Monday, June 16, 2014
Stephen Moore of Fox News has just pronounced himself unfit for
commentary on sports (and highly suspect as a journalist) by means of writing a
piece titled, "Why
I Won't Be Watching the World Cup". This piece falls into a genre I named
"The Anti-Soccer Editorial by Someone Who Has No Appreciation for the Game".
After first checking that Moore's and Robert Tracinski's respective pieces aren't actually
Microsoft Word templates that slipped past editors, I remain confident in
calling this "a phenomenon that crops up reliably in America every four years,
around the time of the World Cup". Conservatives usually write these. The
equally ridiculous leftist equivalent, which I spotted
only this time around, might be called "Soccer IS
Anti-American, and That's a Good Thing".
I will never fault someone for his taste in sports, so long as he either has some solid reasons for enjoying (or not) the spectacle a given sport has to offer, or admits that he just doesn't know enough about a sport to enjoy watching it. Moore does neither:
I'm an American. I want scoring. I want action. Maybe it's part of the instant gratification culture but 90 minutes of kicking with zero or one or two goals doesn't exactly move heaven and earth.This is coming from someone who professes to admire golf -- a game whose participants walk (or ride) in between swings of a club and seek to score fewer points than their opponents. (I'm not very knowledgeable about golf, but, having played a little -- and having also realized that its popularity might exist for good reasons -- I can see past these "problems". Or has Moore just enough guile not to claim that he enjoys a "chukker of golf" now and then?)
Moore's criticism of soccer is about as even-handed and well-informed as the following hypothetical criticism I made of basketball some years ago:
Basketball ... is [racked] with inflation, robbing its players of the value of the successes they have already produced by making them have to score "too many times" to win a game.

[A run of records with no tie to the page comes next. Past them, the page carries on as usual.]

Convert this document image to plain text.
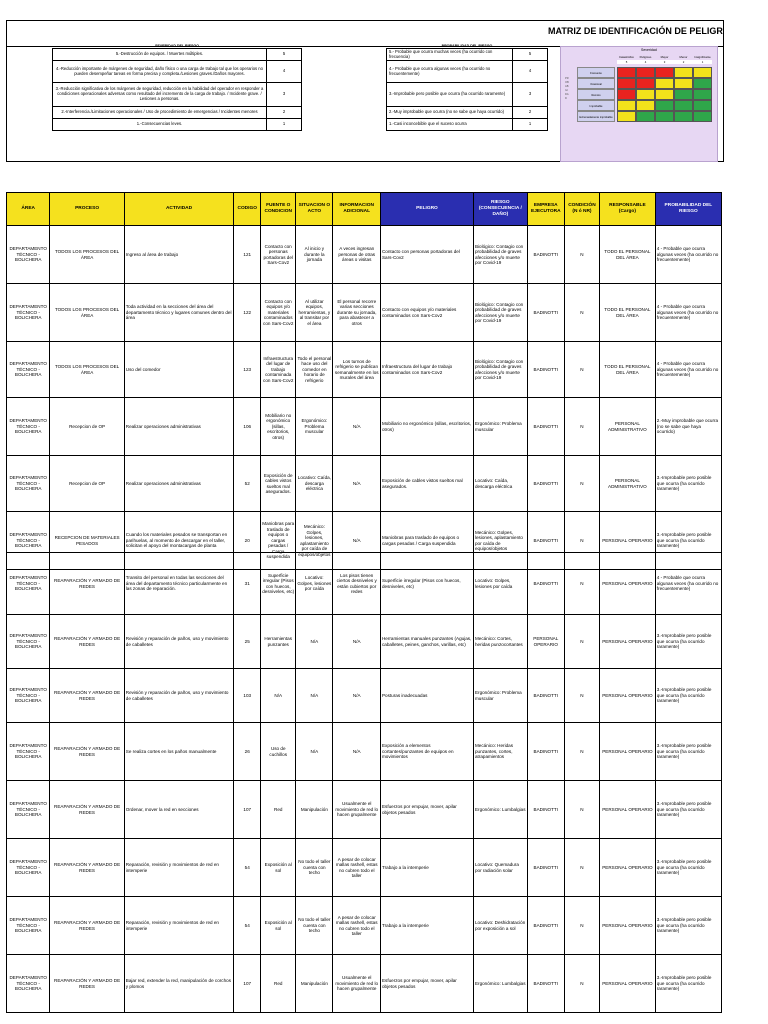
MATRIZ DE IDENTIFICACIÓN DE PELIGR
SEVERIDAD DEL RIESGO	
5.-Destrucción de equipos. / Muertes múltiples.	5
4.-Reducción importante de márgenes de seguridad, daño físico o una carga de trabajo tal que los operarios no pueden desempeñar tareas en forma precisa y completa./Lesiones graves./Daños mayores.	4
3.-Reducción significativa de los márgenes de seguridad, reducción en la habilidad del operador en responder a condiciones operacionales adversas como resultado del incremento de la carga de trabajo. / Incidente grave. / Lesiones a personas.	3
2.-Interferencia./Limitaciones operacionales / Uso de procedimiento de emergencias / Incidentes menores	2
1.-Consecuencias leves.	1
PROBABILIDAD DEL RIESGO	
5.- Probable que ocurra muchas veces (ha ocurrido con frecuencia)	5
4.- Probable que ocurra algunas veces (ha ocurrido no frecuentemente)	4
3.-Improbable pero posible que ocurra (ha ocurrido raramente)	3
2.-Muy improbable que ocurra (no se sabe que haya ocurrido)	2
1.-Casi inconcebible que el suceso ocurra	1
Severidad
Catastrófico
5
Peligroso
4
Mayor
3
Menor
2
Insignificante
1
Frecuente
Ocasional
Remoto
Improbable
Extremadamente improbable
PROBABILIDAD
ÁREA	PROCESO	ACTIVIDAD	CODIGO	FUENTE O CONDICION	SITUACION O ACTO	INFORMACION ADICIONAL	PELIGRO	RIESGO (CONSECUENCIA / DAÑO)	EMPRESA EJECUTORA	CONDICIÓN (N ó NR)	RESPONSABLE (Cargo)	PROBABILIDAD DEL RIESGO
DEPARTAMENTO TÉCNICO - BOLICHERA	TODOS LOS PROCESOS DEL ÁREA	Ingreso al área de trabajo	121	Contacto con personas portadoras del Sars-Cov2	Al inicio y durante la jornada	A veces ingresan personas de otras áreas o visitas	Contacto con personas portadoras del Sars-Cov2	Biológico: Contagio con probabilidad de graves afecciones y/o muerte por Covid-19	BADINOTTI	N	TODO EL PERSONAL DEL ÁREA	4 - Probable que ocurra algunas veces (ha ocurrido no frecuentemente)
DEPARTAMENTO TÉCNICO - BOLICHERA	TODOS LOS PROCESOS DEL ÁREA	Toda actividad en la secciones del área del departamento técnico y lugares comunes dentro del área	122	Contacto con equipos y/o materiales contaminados con Sars-Cov2	Al utilizar equipos, herramientas, y al transitar por el área	El personal recorre varias secciones durante su jornada, para abastecer a otros	Contacto con equipos y/o materiales contaminados con Sars-Cov2	Biológico: Contagio con probabilidad de graves afecciones y/o muerte por Covid-19	BADINOTTI	N	TODO EL PERSONAL DEL ÁREA	4 - Probable que ocurra algunas veces (ha ocurrido no frecuentemente)
DEPARTAMENTO TÉCNICO - BOLICHERA	TODOS LOS PROCESOS DEL ÁREA	Uso del comedor	123	Infraestructura del lugar de trabajo contaminada con Sars-Cov2	Todo el personal hace uso del comedor en horario de refrigerio	Los turnos de refrigerio se publican semanalmente en los murales del área	Infraestructura del lugar de trabajo contaminados con Sars-Cov2	Biológico: Contagio con probabilidad de graves afecciones y/o muerte por Covid-19	BADINOTTI	N	TODO EL PERSONAL DEL ÁREA	4 - Probable que ocurra algunas veces (ha ocurrido no frecuentemente)
DEPARTAMENTO TÉCNICO - BOLICHERA	Recepcion de OP	Realizar operaciones administrativas	106	Mobiliario no ergonómico (sillas, escritorios, otros)	Ergonómico: Problema muscular	N/A	Mobiliario no ergonómico (sillas, escritorios, otros)	Ergonómico: Problema muscular	BADINOTTI	N	PERSONAL ADMINISTRATIVO	2.-Muy improbable que ocurra (no se sabe que haya ocurrido)
DEPARTAMENTO TÉCNICO - BOLICHERA	Recepcion de OP	Realizar operaciones administrativas	52	Exposición de cables vistos sueltos mal asegurados.	Locativo: Caída, descarga eléctrica	N/A	Exposición de cables vistos sueltos mal asegurados.	Locativo: Caída, descarga eléctrica	BADINOTTI	N	PERSONAL ADMINISTRATIVO	3.-Improbable pero posible que ocurra (ha ocurrido raramente)
DEPARTAMENTO TÉCNICO - BOLICHERA	RECEPCION DE MATERIALES PESADOS	Cuando los materiales pesados se transportan en parihuelas, al momento de descargar en el taller, solicitan el apoyo del montacargas de planta	20	Maniobras para traslado de equipos o cargas pesadas / Carga suspendida	Mecánico: Golpes, lesiones, aplastamiento por caída de equipos/objetos	N/A	Maniobras para traslado de equipos o cargas pesadas / Carga suspendida	Mecánico: Golpes, lesiones, aplastamiento por caída de equipos/objetos	BADINOTTI	N	PERSONAL OPERARIO	3.-Improbable pero posible que ocurra (ha ocurrido raramente)
DEPARTAMENTO TÉCNICO - BOLICHERA	REAPARACIÓN Y ARMADO DE REDES	Transito del personal en todas las secciones del área del departamento técnico particularmente en las zonas de reparación.	31	Superficie irregular (Pisos con huecos, desniveles, etc)	Locativo: Golpes, lesiones por caída	Los pisos tienen ciertos desniveles y están cubiertos por redes	Superficie irregular (Pisos con huecos, desniveles, etc)	Locativo: Golpes, lesiones por caída	BADINOTTI	N	PERSONAL OPERARIO	4 - Probable que ocurra algunas veces (ha ocurrido no frecuentemente)
DEPARTAMENTO TÉCNICO - BOLICHERA	REAPARACIÓN Y ARMADO DE REDES	Revisión y reparación de paños, uso y movimiento de caballetes	25	Herramientas punzantes	N/A	N/A	Herramientas manuales punzantes (Agujas, caballetes, peines, ganchos, varillas, etc)	Mecánico: Cortes, heridas punzocortantes	PERSONAL OPERARIO	N	PERSONAL OPERARIO	3.-Improbable pero posible que ocurra (ha ocurrido raramente)
DEPARTAMENTO TÉCNICO - BOLICHERA	REAPARACIÓN Y ARMADO DE REDES	Revisión y reparación de paños, uso y movimiento de caballetes	103	N/A	N/A	N/A	Posturas inadecuadas	Ergonómico: Problema muscular	BADINOTTI	N	PERSONAL OPERARIO	3.-Improbable pero posible que ocurra (ha ocurrido raramente)
DEPARTAMENTO TÉCNICO - BOLICHERA	REAPARACIÓN Y ARMADO DE REDES	Se realiza cortes en los paños manualmente	26	Uso de cuchillos	N/A	N/A	Exposición a elementos cortantes/punzantes de equipos en movimientos	Mecánico: Heridas punzantes, cortes, atrapamientos	BADINOTTI	N	PERSONAL OPERARIO	3.-Improbable pero posible que ocurra (ha ocurrido raramente)
DEPARTAMENTO TÉCNICO - BOLICHERA	REAPARACIÓN Y ARMADO DE REDES	Ordenar, mover la red en secciones	107	Red	Manipulación	Usualmente el movimiento de red lo hacen grupalmente	Esfuerzos por empujar, mover, apilar objetos pesados	Ergonómico: Lumbalgias	BADINOTTI	N	PERSONAL OPERARIO	3.-Improbable pero posible que ocurra (ha ocurrido raramente)
DEPARTAMENTO TÉCNICO - BOLICHERA	REAPARACIÓN Y ARMADO DE REDES	Reparación, revisión y movimientos de red en intemperie	54	Exposición al sol	No todo el taller cuenta con techo	A pesar de colocar mallas rashell, estas no cubren todo el taller	Trabajo a la intemperie	Locativo: Quemadura por radiación solar	BADINOTTI	N	PERSONAL OPERARIO	3.-Improbable pero posible que ocurra (ha ocurrido raramente)
DEPARTAMENTO TÉCNICO - BOLICHERA	REAPARACIÓN Y ARMADO DE REDES	Reparación, revisión y movimientos de red en intemperie	54	Exposición al sol	No todo el taller cuenta con techo	A pesar de colocar mallas rashell, estas no cubren todo el taller	Trabajo a la intemperie	Locativo: Deshidratación por exposición a sol	BADINOTTI	N	PERSONAL OPERARIO	3.-Improbable pero posible que ocurra (ha ocurrido raramente)
DEPARTAMENTO TÉCNICO - BOLICHERA	REAPARACIÓN Y ARMADO DE REDES	Bajar red, extender la red, manipulación de corchos y plomos	107	Red	Manipulación	Usualmente el movimiento de red lo hacen grupalmente	Esfuerzos por empujar, mover, apilar objetos pesados	Ergonómico: Lumbalgias	BADINOTTI	N	PERSONAL OPERARIO	3.-Improbable pero posible que ocurra (ha ocurrido raramente)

No wonder it's popular with blacks, who bloc-vote for Democrats (and their inflationary policies), and [is] becoming more so in socialist Europe, particularly in nations (like Greece and Italy) which historically had high inflation and unstable currencies before the Euro!Moore intriguingly claims to have argued that soccer is "a manifestation of the labor theory of value applied to sports". But if he hasn't the patience to gain some modicum of insight as to what is going on in a typical soccer game, why should I bother to read these? How would he know, even if, arguendo, he is parroting the words of a completely accurate assessment, a correct conclusion?

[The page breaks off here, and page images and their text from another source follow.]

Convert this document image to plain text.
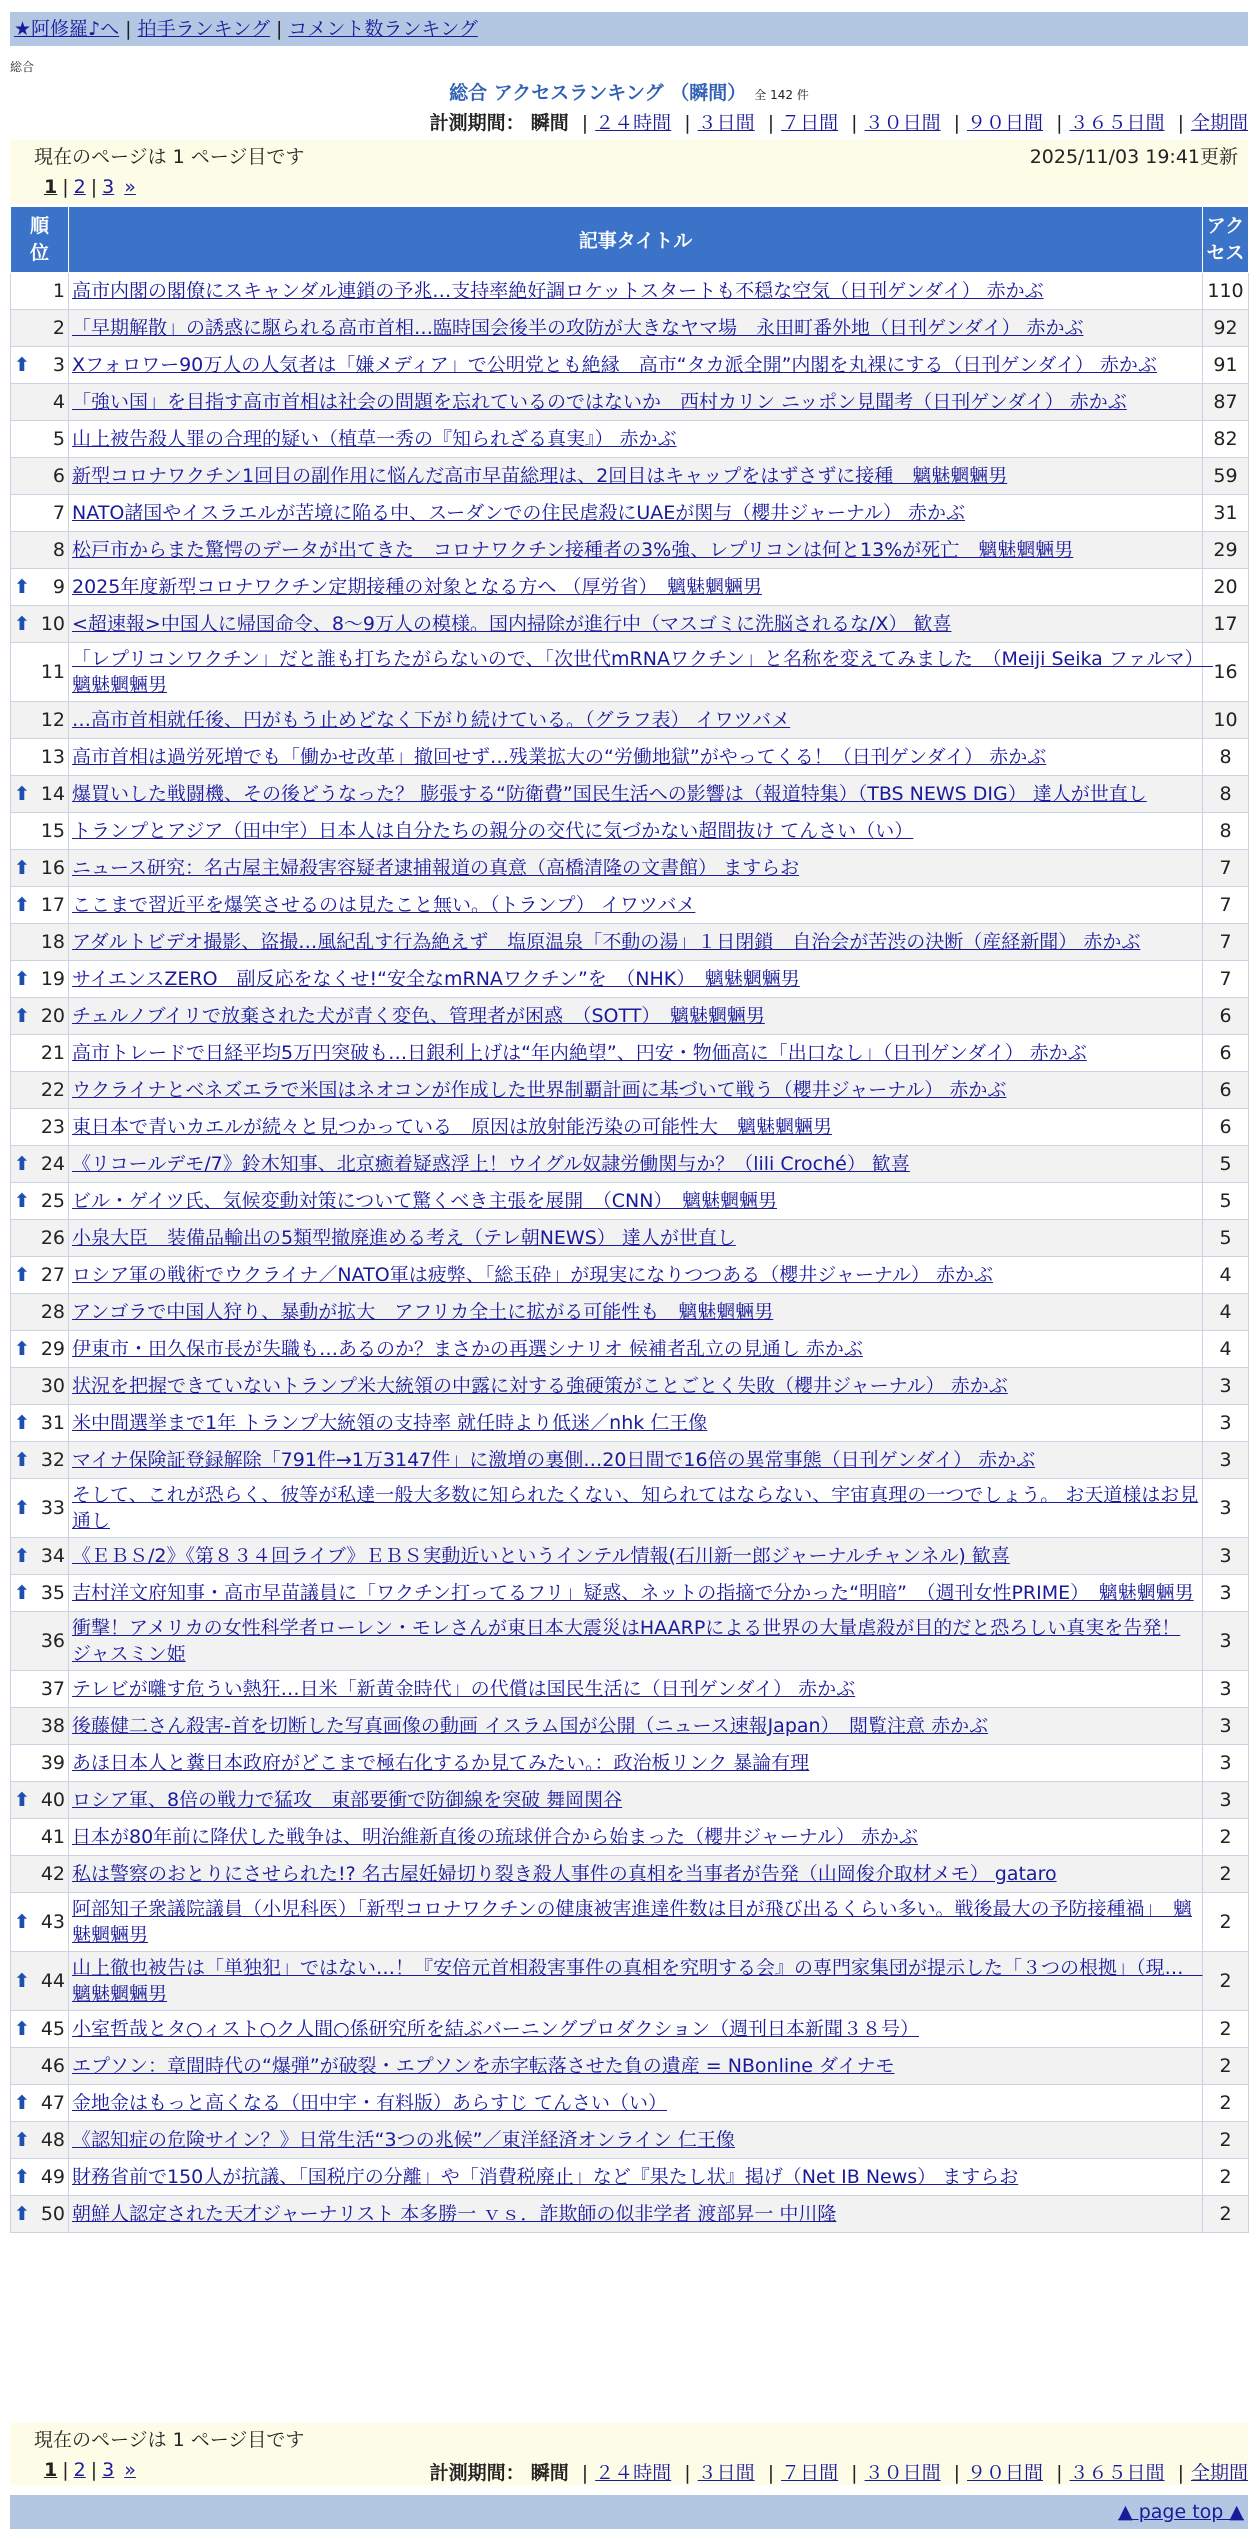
★阿修羅♪へ | 拍手ランキング | コメント数ランキング
総合
総合 アクセスランキング （瞬間） 全 142 件
計測期間： 瞬間 | ２４時間 | ３日間 | ７日間 | ３０日間 | ９０日間 | ３６５日間 | 全期間
現在のページは 1 ページ目です	2025/11/03 19:41更新
1 | 2 | 3 »
順位	記事タイトル	アクセス
1	高市内閣の閣僚にスキャンダル連鎖の予兆…支持率絶好調ロケットスタートも不穏な空気（日刊ゲンダイ） 赤かぶ	110
2	「早期解散」の誘惑に駆られる高市首相…臨時国会後半の攻防が大きなヤマ場　永田町番外地（日刊ゲンダイ） 赤かぶ	92

⬆ 3	Xフォロワー90万人の人気者は「嫌メディア」で公明党とも絶縁　高市“タカ派全開”内閣を丸裸にする（日刊ゲンダイ） 赤かぶ	91
4	「強い国」を目指す高市首相は社会の問題を忘れているのではないか　西村カリン ニッポン見聞考（日刊ゲンダイ） 赤かぶ	87
5	山上被告殺人罪の合理的疑い（植草一秀の『知られざる真実』） 赤かぶ	82
6	新型コロナワクチン1回目の副作用に悩んだ高市早苗総理は、2回目はキャップをはずさずに接種　魑魅魍魎男	59
7	NATO諸国やイスラエルが苦境に陥る中、スーダンでの住民虐殺にUAEが関与（櫻井ジャーナル） 赤かぶ	31
8	松戸市からまた驚愕のデータが出てきた　コロナワクチン接種者の3%強、レプリコンは何と13%が死亡　魑魅魍魎男	29

⬆ 9	2025年度新型コロナワクチン定期接種の対象となる方へ （厚労省）　魑魅魍魎男	20

⬆ 10	<超速報>中国人に帰国命令、8〜9万人の模様。国内掃除が進行中（マスゴミに洗脳されるな/X） 歓喜	17
11	「レプリコンワクチン」だと誰も打ちたがらないので、「次世代mRNAワクチン」と名称を変えてみました　（Meiji Seika ファルマ）　魑魅魍魎男	16
12	…高市首相就任後、円がもう止めどなく下がり続けている。（グラフ表） イワツバメ	10
13	高市首相は過労死増でも「働かせ改革」撤回せず…残業拡大の“労働地獄”がやってくる！（日刊ゲンダイ） 赤かぶ	8

⬆ 14	爆買いした戦闘機、その後どうなった？ 膨張する“防衛費”国民生活への影響は（報道特集）（TBS NEWS DIG） 達人が世直し	8
15	トランプとアジア（田中宇）日本人は自分たちの親分の交代に気づかない超間抜け てんさい（い）	8

⬆ 16	ニュース研究：名古屋主婦殺害容疑者逮捕報道の真意（高橋清隆の文書館） ますらお	7

⬆ 17	ここまで習近平を爆笑させるのは見たこと無い。（トランプ） イワツバメ	7
18	アダルトビデオ撮影、盗撮…風紀乱す行為絶えず　塩原温泉「不動の湯」１日閉鎖　自治会が苦渋の決断（産経新聞） 赤かぶ	7

⬆ 19	サイエンスZERO　副反応をなくせ!“安全なmRNAワクチン”を　（NHK）　魑魅魍魎男	7

⬆ 20	チェルノブイリで放棄された犬が青く変色、管理者が困惑　（SOTT）　魑魅魍魎男	6
21	高市トレードで日経平均5万円突破も…日銀利上げは“年内絶望”、円安・物価高に「出口なし」（日刊ゲンダイ） 赤かぶ	6
22	ウクライナとベネズエラで米国はネオコンが作成した世界制覇計画に基づいて戦う（櫻井ジャーナル） 赤かぶ	6
23	東日本で青いカエルが続々と見つかっている　原因は放射能汚染の可能性大　魑魅魍魎男	6

⬆ 24	《リコールデモ/7》鈴木知事、北京癒着疑惑浮上！ウイグル奴隷労働関与か？（lili Croché） 歓喜	5

⬆ 25	ビル・ゲイツ氏、気候変動対策について驚くべき主張を展開　（CNN）　魑魅魍魎男	5
26	小泉大臣　装備品輸出の5類型撤廃進める考え（テレ朝NEWS） 達人が世直し	5

⬆ 27	ロシア軍の戦術でウクライナ／NATO軍は疲弊、「総玉砕」が現実になりつつある（櫻井ジャーナル） 赤かぶ	4
28	アンゴラで中国人狩り、暴動が拡大　アフリカ全土に拡がる可能性も　魑魅魍魎男	4

⬆ 29	伊東市・田久保市長が失職も…あるのか？まさかの再選シナリオ 候補者乱立の見通し 赤かぶ	4
30	状況を把握できていないトランプ米大統領の中露に対する強硬策がことごとく失敗（櫻井ジャーナル） 赤かぶ	3

⬆ 31	米中間選挙まで1年 トランプ大統領の支持率 就任時より低迷／nhk 仁王像	3

⬆ 32	マイナ保険証登録解除「791件→1万3147件」に激増の裏側…20日間で16倍の異常事態（日刊ゲンダイ） 赤かぶ	3

⬆ 33	そして、これが恐らく、彼等が私達一般大多数に知られたくない、知られてはならない、宇宙真理の一つでしょう。 お天道様はお見通し	3

⬆ 34	《ＥＢＳ/2》《第８３４回ライブ》ＥＢＳ実動近いというインテル情報(石川新一郎ジャーナルチャンネル) 歓喜	3

⬆ 35	吉村洋文府知事・高市早苗議員に「ワクチン打ってるフリ」疑惑、ネットの指摘で分かった“明暗”　（週刊女性PRIME）　魑魅魍魎男	3
36	衝撃！アメリカの女性科学者ローレン・モレさんが東日本大震災はHAARPによる世界の大量虐殺が目的だと恐ろしい真実を告発！ ジャスミン姫	3
37	テレビが囃す危うい熱狂…日米「新黄金時代」の代償は国民生活に（日刊ゲンダイ） 赤かぶ	3
38	後藤健二さん殺害-首を切断した写真画像の動画 イスラム国が公開（ニュース速報Japan）　閲覧注意 赤かぶ	3
39	あほ日本人と糞日本政府がどこまで極右化するか見てみたい。：政治板リンク 暴論有理	3

⬆ 40	ロシア軍、8倍の戦力で猛攻　東部要衝で防御線を突破 舞岡関谷	3
41	日本が80年前に降伏した戦争は、明治維新直後の琉球併合から始まった（櫻井ジャーナル） 赤かぶ	2
42	私は警察のおとりにさせられた!? 名古屋妊婦切り裂き殺人事件の真相を当事者が告発（山岡俊介取材メモ） gataro	2

⬆ 43	阿部知子衆議院議員（小児科医）「新型コロナワクチンの健康被害進達件数は目が飛び出るくらい多い。戦後最大の予防接種禍」　魑魅魍魎男	2

⬆ 44	山上徹也被告は「単独犯」ではない…！『安倍元首相殺害事件の真相を究明する会』の専門家集団が提示した「３つの根拠」（現…　魑魅魍魎男	2

⬆ 45	小室哲哉とタ○ィスト○ク人間○係研究所を結ぶバーニングプロダクション（週刊日本新聞３８号）	2
46	エプソン：章間時代の“爆弾”が破裂・エプソンを赤字転落させた負の遺産 = NBonline ダイナモ	2

⬆ 47	金地金はもっと高くなる（田中宇・有料版）あらすじ てんさい（い）	2

⬆ 48	《認知症の危険サイン？》日常生活“3つの兆候”／東洋経済オンライン 仁王像	2

⬆ 49	財務省前で150人が抗議、「国税庁の分離」や「消費税廃止」など『果たし状』掲げ（Net IB News） ますらお	2

⬆ 50	朝鮮人認定された天才ジャーナリスト 本多勝一 ｖｓ．詐欺師の似非学者 渡部昇一 中川隆	2
現在のページは 1 ページ目です
1 | 2 | 3 »	計測期間： 瞬間 | ２４時間 | ３日間 | ７日間 | ３０日間 | ９０日間 | ３６５日間 | 全期間
▲ page top ▲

And the spiritual experience for the fans, of seeing points scored, is cheapened by the fact that it occurs so often. By Jove, one might as well watch footage of a printing press reeling off fiat currency! Basketball may allow players to use their hands all they want -- just like men in inflationary economies are free to use their minds -- but it retroactively robs them of the value of their past efforts!
Moore's article is no more an indictment of persuasive writing than the (illegal!) flops for easy scoring chances he uses to condemn soccer are of that game. No that I know enough to judge Moore's motives in writing this piece, but there is a lesson here for anyone interested in persuasive writing aimed at a rational audience.